A recent European Parliament report on Turkey severely criticised the country on the subjects of independence of the judiciary, freedom of expression and freedom of the press. The country was ranked 80th out of 102 countries in the 2015 WJP Rule of Law Index (see Figure 2).
Another factor behind the AKP’s loss of support is the waning since 2014 of Turkey’s stellar economic growth. Unemployment is at a five-year high of 11% (masking a lot of underemployment) and per capita income has been stuck at around US$10,000 for several years. The country is over dependent on short-term capital flows, which can be pulled out as quickly as they arrive, and, like Spain, the economy has become too reliant on a booming construction sector. The lira has lost about 40% of its value since the Gezi park protests in 2013. Government debt, however, is only 33% of GDP and the budget deficit 1.4%.
The erosion of the AKP (see Figure 3) heralds a period of difficult coalition negotiations, with no opposition party keen to get into bed with the AKP. The most likely candidate for a coalition with the AKP is the far-right Nationalist Movement Party (MHP), but it has already ruled this out, as has the HDP.

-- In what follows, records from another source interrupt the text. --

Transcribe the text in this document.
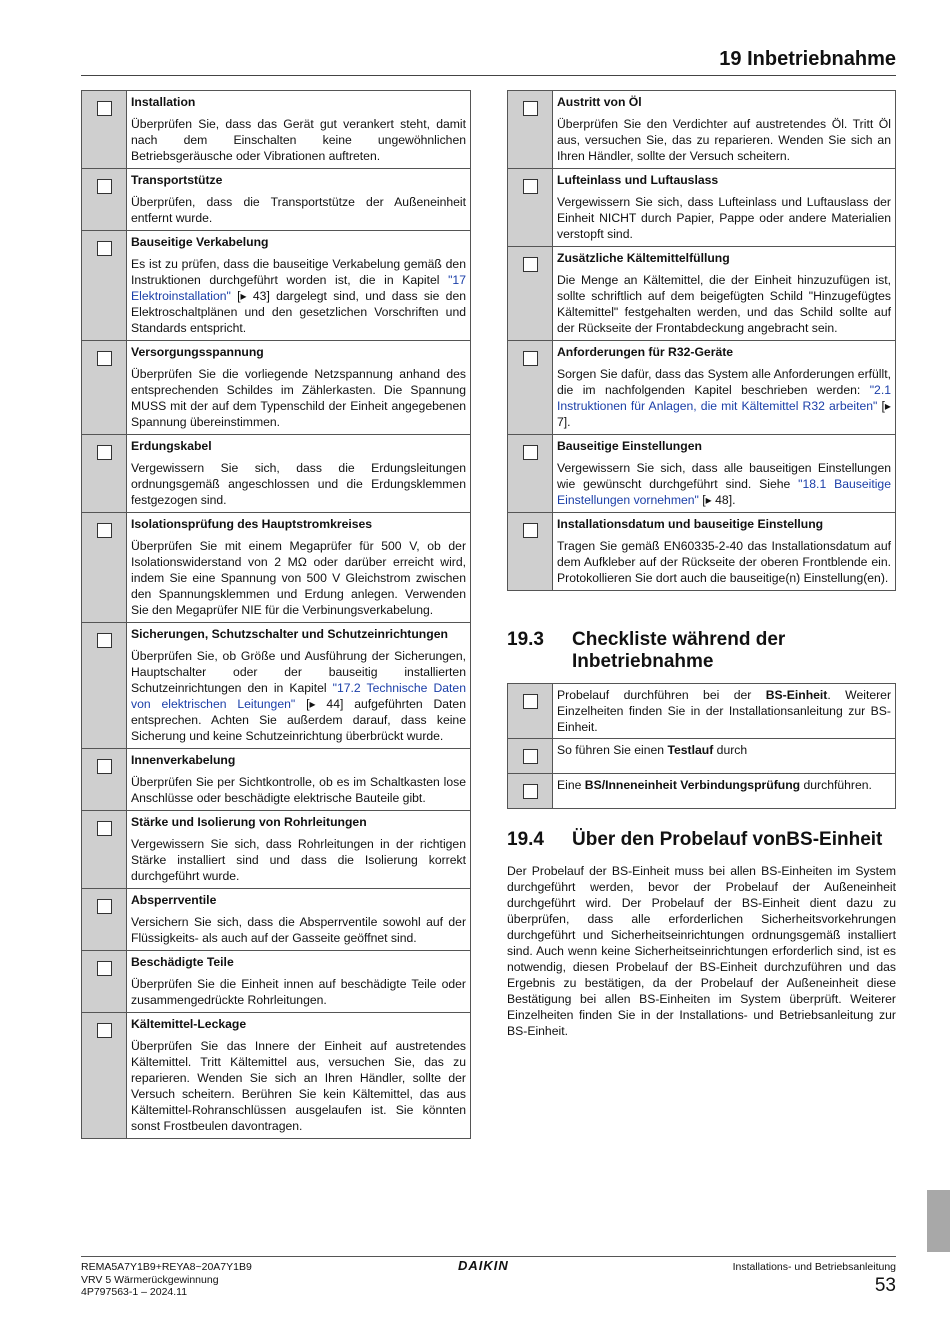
19 Inbetriebnahme

	Installation
Überprüfen Sie, dass das Gerät gut verankert steht, damit nach dem Einschalten keine ungewöhnlichen Betriebsgeräusche oder Vibrationen auftreten.

	Transportstütze
Überprüfen, dass die Transportstütze der Außeneinheit entfernt wurde.

	Bauseitige Verkabelung
Es ist zu prüfen, dass die bauseitige Verkabelung gemäß den Instruktionen durchgeführt worden ist, die in Kapitel "17 Elektroinstallation" [▸ 43] dargelegt sind, und dass sie den Elektroschaltplänen und den gesetzlichen Vorschriften und Standards entspricht.

	Versorgungsspannung
Überprüfen Sie die vorliegende Netzspannung anhand des entsprechenden Schildes im Zählerkasten. Die Spannung MUSS mit der auf dem Typenschild der Einheit angegebenen Spannung übereinstimmen.

	Erdungskabel
Vergewissern Sie sich, dass die Erdungsleitungen ordnungsgemäß angeschlossen und die Erdungsklemmen festgezogen sind.

	Isolationsprüfung des Hauptstromkreises
Überprüfen Sie mit einem Megaprüfer für 500 V, ob der Isolationswiderstand von 2 MΩ oder darüber erreicht wird, indem Sie eine Spannung von 500 V Gleichstrom zwischen den Spannungsklemmen und Erdung anlegen. Verwenden Sie den Megaprüfer NIE für die Verbinungsverkabelung.

	Sicherungen, Schutzschalter und Schutzeinrichtungen
Überprüfen Sie, ob Größe und Ausführung der Sicherungen, Hauptschalter oder der bauseitig installierten Schutzeinrichtungen den in Kapitel "17.2 Technische Daten von elektrischen Leitungen" [▸ 44] aufgeführten Daten entsprechen. Achten Sie außerdem darauf, dass keine Sicherung und keine Schutzeinrichtung überbrückt wurde.

	Innenverkabelung
Überprüfen Sie per Sichtkontrolle, ob es im Schaltkasten lose Anschlüsse oder beschädigte elektrische Bauteile gibt.

	Stärke und Isolierung von Rohrleitungen
Vergewissern Sie sich, dass Rohrleitungen in der richtigen Stärke installiert sind und dass die Isolierung korrekt durchgeführt wurde.

	Absperrventile
Versichern Sie sich, dass die Absperrventile sowohl auf der Flüssigkeits- als auch auf der Gasseite geöffnet sind.

	Beschädigte Teile
Überprüfen Sie die Einheit innen auf beschädigte Teile oder zusammengedrückte Rohrleitungen.

	Kältemittel-Leckage
Überprüfen Sie das Innere der Einheit auf austretendes Kältemittel. Tritt Kältemittel aus, versuchen Sie, das zu reparieren. Wenden Sie sich an Ihren Händler, sollte der Versuch scheitern. Berühren Sie kein Kältemittel, das aus Kältemittel-Rohranschlüssen ausgelaufen ist. Sie könnten sonst Frostbeulen davontragen.

	Austritt von Öl
Überprüfen Sie den Verdichter auf austretendes Öl. Tritt Öl aus, versuchen Sie, das zu reparieren. Wenden Sie sich an Ihren Händler, sollte der Versuch scheitern.

	Lufteinlass und Luftauslass
Vergewissern Sie sich, dass Lufteinlass und Luftauslass der Einheit NICHT durch Papier, Pappe oder andere Materialien verstopft sind.

	Zusätzliche Kältemittelfüllung
Die Menge an Kältemittel, die der Einheit hinzuzufügen ist, sollte schriftlich auf dem beigefügten Schild "Hinzugefügtes Kältemittel" festgehalten werden, und das Schild sollte auf der Rückseite der Frontabdeckung angebracht sein.

	Anforderungen für R32-Geräte
Sorgen Sie dafür, dass das System alle Anforderungen erfüllt, die im nachfolgenden Kapitel beschrieben werden: "2.1 Instruktionen für Anlagen, die mit Kältemittel R32 arbeiten" [▸ 7].

	Bauseitige Einstellungen
Vergewissern Sie sich, dass alle bauseitigen Einstellungen wie gewünscht durchgeführt sind. Siehe "18.1 Bauseitige Einstellungen vornehmen" [▸ 48].

	Installationsdatum und bauseitige Einstellung
Tragen Sie gemäß EN60335-2-40 das Installationsdatum auf dem Aufkleber auf der Rückseite der oberen Frontblende ein. Protokollieren Sie dort auch die bauseitige(n) Einstellung(en).
19.3 Checkliste während der Inbetriebnahme
	Probelauf durchführen bei der BS-Einheit. Weiterer Einzelheiten finden Sie in der Installationsanleitung zur BS-Einheit.

	So führen Sie einen Testlauf durch

	Eine BS/Inneneinheit Verbindungsprüfung durchführen.
19.4 Über den Probelauf vonBS-Einheit
Der Probelauf der BS-Einheit muss bei allen BS-Einheiten im System durchgeführt werden, bevor der Probelauf der Außeneinheit durchgeführt wird. Der Probelauf der BS-Einheit dient dazu zu überprüfen, dass alle erforderlichen Sicherheitsvorkehrungen durchgeführt und Sicherheitseinrichtungen ordnungsgemäß installiert sind. Auch wenn keine Sicherheitseinrichtungen erforderlich sind, ist es notwendig, diesen Probelauf der BS-Einheit durchzuführen und das Ergebnis zu bestätigen, da der Probelauf der Außeneinheit diese Bestätigung bei allen BS-Einheiten im System überprüft. Weiterer Einzelheiten finden Sie in der Installations- und Betriebsanleitung zur BS-Einheit.
REMA5A7Y1B9+REYA8~20A7Y1B9
VRV 5 Wärmerückgewinnung
4P797563-1 – 2024.11
DAIKIN	Installations- und Betriebsanleitung
53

Should the sides fail to form a coalition, new elections are a real possibility and by law could be called any time 45 days from now.
A more tolerant and liberal government would help Turkey’s protracted negotiations to become a full EU member. The country, which has been nearly five decades waiting in Europe’s ante-room (it became an associate EEC member in 1963 and began accession negotiations in October 2005), has only opened 14 of the 35 ‘chapters’ or areas of EU law and policy needed to complete the process. It has closed just one of them (science and research). About 18 chapters (the key ones) are blocked or frozen, by the EU as a whole, or by some countries, most notably Cyprus.
In December 2006 the EU unanimously suspended eight chapters because Turkey refused to extend its customs union with the EU (in effect since 1996) and allow Greek Cypriot vessels access to its ports and airports, thereby recognising the state of Cyprus. The previous AKP government said it would not budge until the European Council (EC) fulfilled its promise to ease the economic isolation of the internationally unrecognized Turkish Republic of Northern Cyprus (TRNC).
Also bogged down are the seemingly endless negotiations between Greek and Turkish Cypriots to reunify Cyprus, divided since 1974 after Turkey’s invasion following intercommunal violence and an attempt to incorporate the island into Greece through a military coup.
A window of opportunity was opened with the election of the pro-reunification Mustafa Akinci in April as leader of the Turkish Cypriots. Akinci’s call for new relations between the TRNC and Turkey on more equal terms, however, drew a rebuke from Erdogan who told him never to forget who picks up the bill for supporting the territory.
Turkey is now in unchartered waters.